Parents, grandparents and siblings of CSU students crowded into the Lory Student Center ballroom Friday night to learn the secrets behind a mysterious code language.

The Navajo Code Talkers presentation, an event included in Family Weekend, held last weekend, attracted over 300 students and their family members who wished to learn more about the Navajo Indians’ role in World War II.

This evening event not only educated the crowd about a lesser-known aspect of American history, but also allowed students to bond with their families.

Freshman Kendra Hunter, sitting between her parents who had traveled from Littleton to take part in Family Weekend, said she has gone home to visit her parents twice this semester.

“I only go home when I have to,” Hunter, a business major, said with a smile.

With a T-shirt draped over her shoulders reading “Days of Old with Green and Gold,” which was the theme of Family Weekend, Kendra’s mother, Linda Selub, pointed out that she talks to Kendra online every day.

Kendra’s father, Ken Hunter, said his family chose the Navajo Code Talkers presentation as opposed to the other Friday evening choice: a showing of the movie “Monsoon Wedding.”

“We came as part of family weekend,” Ken explained. “But I’m very intrigued with (the code talkers’ presentation.) Especially with the recent movie about Native American service in World War II.”

The movie, “Windtalkers,” was released in June of 2002, portraying the Navajo Code Talkers’ experiences in World War II; it was the Hollywood rendition of what the guest speakers talked about on Friday night.

Before the presentation, other parents had time to reminisce and find out information about their students’ college lives.

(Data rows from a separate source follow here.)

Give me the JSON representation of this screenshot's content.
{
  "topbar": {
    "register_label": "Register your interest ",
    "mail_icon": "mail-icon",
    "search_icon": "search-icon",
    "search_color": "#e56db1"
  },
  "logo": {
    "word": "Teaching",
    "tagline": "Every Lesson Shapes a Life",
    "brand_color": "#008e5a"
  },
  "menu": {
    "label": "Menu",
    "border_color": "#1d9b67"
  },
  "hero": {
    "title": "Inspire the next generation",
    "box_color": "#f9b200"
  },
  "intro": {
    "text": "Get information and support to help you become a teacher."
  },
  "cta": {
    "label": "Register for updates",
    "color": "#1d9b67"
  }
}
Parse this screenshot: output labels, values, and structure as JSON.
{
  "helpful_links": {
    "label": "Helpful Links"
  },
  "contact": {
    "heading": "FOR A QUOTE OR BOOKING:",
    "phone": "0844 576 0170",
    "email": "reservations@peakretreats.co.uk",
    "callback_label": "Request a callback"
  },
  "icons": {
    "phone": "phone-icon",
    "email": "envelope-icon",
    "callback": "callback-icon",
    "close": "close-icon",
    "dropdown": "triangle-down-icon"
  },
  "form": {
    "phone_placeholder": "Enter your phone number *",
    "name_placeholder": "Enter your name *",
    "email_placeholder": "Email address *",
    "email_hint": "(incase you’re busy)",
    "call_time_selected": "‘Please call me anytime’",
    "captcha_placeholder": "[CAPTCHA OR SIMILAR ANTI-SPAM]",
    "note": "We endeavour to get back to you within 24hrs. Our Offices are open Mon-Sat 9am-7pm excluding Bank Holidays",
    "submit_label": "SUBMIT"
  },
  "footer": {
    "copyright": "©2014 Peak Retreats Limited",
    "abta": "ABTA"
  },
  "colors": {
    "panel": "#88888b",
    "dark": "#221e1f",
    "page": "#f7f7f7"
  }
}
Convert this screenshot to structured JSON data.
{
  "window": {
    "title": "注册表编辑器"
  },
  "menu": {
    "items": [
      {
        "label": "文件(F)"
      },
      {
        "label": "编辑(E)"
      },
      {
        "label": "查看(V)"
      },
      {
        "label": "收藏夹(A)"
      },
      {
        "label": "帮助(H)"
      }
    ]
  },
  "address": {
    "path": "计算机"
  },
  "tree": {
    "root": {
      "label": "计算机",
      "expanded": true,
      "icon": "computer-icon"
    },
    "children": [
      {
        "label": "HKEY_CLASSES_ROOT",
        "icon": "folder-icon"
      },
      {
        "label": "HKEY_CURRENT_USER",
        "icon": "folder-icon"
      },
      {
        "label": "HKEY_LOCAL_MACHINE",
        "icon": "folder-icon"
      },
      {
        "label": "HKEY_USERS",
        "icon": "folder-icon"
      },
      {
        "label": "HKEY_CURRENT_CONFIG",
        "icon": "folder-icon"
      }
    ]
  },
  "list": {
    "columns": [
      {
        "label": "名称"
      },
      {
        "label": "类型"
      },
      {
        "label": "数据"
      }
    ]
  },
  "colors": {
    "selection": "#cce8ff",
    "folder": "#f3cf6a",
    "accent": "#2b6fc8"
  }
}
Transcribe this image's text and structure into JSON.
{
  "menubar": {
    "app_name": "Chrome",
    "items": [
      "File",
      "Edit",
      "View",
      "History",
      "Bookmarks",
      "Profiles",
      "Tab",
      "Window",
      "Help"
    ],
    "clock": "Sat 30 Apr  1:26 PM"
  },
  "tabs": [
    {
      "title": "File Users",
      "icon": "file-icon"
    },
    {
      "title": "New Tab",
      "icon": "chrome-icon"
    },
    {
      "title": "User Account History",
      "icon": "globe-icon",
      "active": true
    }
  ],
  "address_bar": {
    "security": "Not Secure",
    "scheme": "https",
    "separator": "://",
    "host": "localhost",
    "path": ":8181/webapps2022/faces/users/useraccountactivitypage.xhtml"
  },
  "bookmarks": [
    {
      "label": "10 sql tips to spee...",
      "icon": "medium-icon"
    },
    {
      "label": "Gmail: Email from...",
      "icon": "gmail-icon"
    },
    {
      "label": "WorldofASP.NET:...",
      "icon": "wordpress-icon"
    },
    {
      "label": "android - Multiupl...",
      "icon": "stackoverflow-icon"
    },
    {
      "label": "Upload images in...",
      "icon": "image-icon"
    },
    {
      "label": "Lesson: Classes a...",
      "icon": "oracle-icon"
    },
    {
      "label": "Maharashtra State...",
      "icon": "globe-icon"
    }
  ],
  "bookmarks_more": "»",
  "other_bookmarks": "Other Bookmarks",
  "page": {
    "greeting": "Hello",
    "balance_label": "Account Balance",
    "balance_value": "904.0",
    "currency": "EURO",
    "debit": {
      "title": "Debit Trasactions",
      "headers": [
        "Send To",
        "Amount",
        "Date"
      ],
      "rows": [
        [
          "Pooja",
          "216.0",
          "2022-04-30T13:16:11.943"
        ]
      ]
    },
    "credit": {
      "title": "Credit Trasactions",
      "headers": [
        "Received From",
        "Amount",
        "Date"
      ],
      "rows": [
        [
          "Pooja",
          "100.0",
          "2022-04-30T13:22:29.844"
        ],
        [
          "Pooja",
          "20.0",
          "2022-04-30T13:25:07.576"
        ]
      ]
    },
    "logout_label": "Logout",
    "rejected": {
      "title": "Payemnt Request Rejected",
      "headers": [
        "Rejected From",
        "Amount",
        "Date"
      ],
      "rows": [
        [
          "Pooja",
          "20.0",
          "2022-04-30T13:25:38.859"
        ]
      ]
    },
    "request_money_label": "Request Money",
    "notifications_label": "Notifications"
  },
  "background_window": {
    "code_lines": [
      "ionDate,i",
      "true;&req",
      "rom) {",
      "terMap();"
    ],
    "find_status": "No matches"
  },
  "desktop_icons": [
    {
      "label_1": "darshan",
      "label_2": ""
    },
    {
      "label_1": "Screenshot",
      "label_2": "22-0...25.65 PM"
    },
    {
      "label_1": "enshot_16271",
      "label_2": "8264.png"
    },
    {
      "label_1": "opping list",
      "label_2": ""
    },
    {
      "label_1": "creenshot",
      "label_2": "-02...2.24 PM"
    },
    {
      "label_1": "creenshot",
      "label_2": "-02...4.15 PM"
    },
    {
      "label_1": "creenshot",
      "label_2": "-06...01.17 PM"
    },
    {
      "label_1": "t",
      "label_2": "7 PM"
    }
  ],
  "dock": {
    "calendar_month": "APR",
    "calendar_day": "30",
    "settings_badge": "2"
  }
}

Senior Jennifer Durham and her parents, Kerry and Yvonne Durham, chatted before the presentation began.

Kerry and Yvonne live in Morrison, Colo., and drove up for Friday evening.

“We came for two reasons,” Kerry said. “Our daughter’s boyfriend’s mother and sister are here from Ohio.”

His wife broke in to further explain.

“We’ve never met them before.”

Kerry said he also came to see his daughter and the Code Talkers.

“He’s a history buff,” Jennifer and Yvonne said, almost in unison.

Jennifer’s boyfriend, Brian Morrison, a senior philosophy major, attended the event with his mother and sister, who had flown in from Ohio to see him during Family Weekend. Nancy Morrison, Brian’s mother, said she sees her son about twice a year.

As the first Native American Code Talker began to speak, fathers draped their arms around their daughters’ shoulders, and mothers patted their sons’ hands.

Dressed in red caps and gold jackets, the Code Talkers’ official uniforms, William Kein and Sammy Smith, two Navajos who served in the military during World War II, relayed their cultural backgrounds and experiences in the war.

Kein discussed how Navajos and other American Indians played a vital role in World War II by supplying a code language impenetrable by enemy countries in the war. He explained that he served in the Marine Corps during the war, traveling overseas and using his culture and native language to help.

“The code came from animals,” Kein said. “The eagle, the owl, the turtle, the plants, the onions and the fish. The animals helped win the war because (the Navajos) made the codes from them.”

Kein and Smith both explained in more detail that animals, which are very distinctive in Native American culture, represented letters in the English alphabet, creating a code that other countries never broke.

Other events families attended together during the weekend included a barbeque, a brunch, movies and other presentations.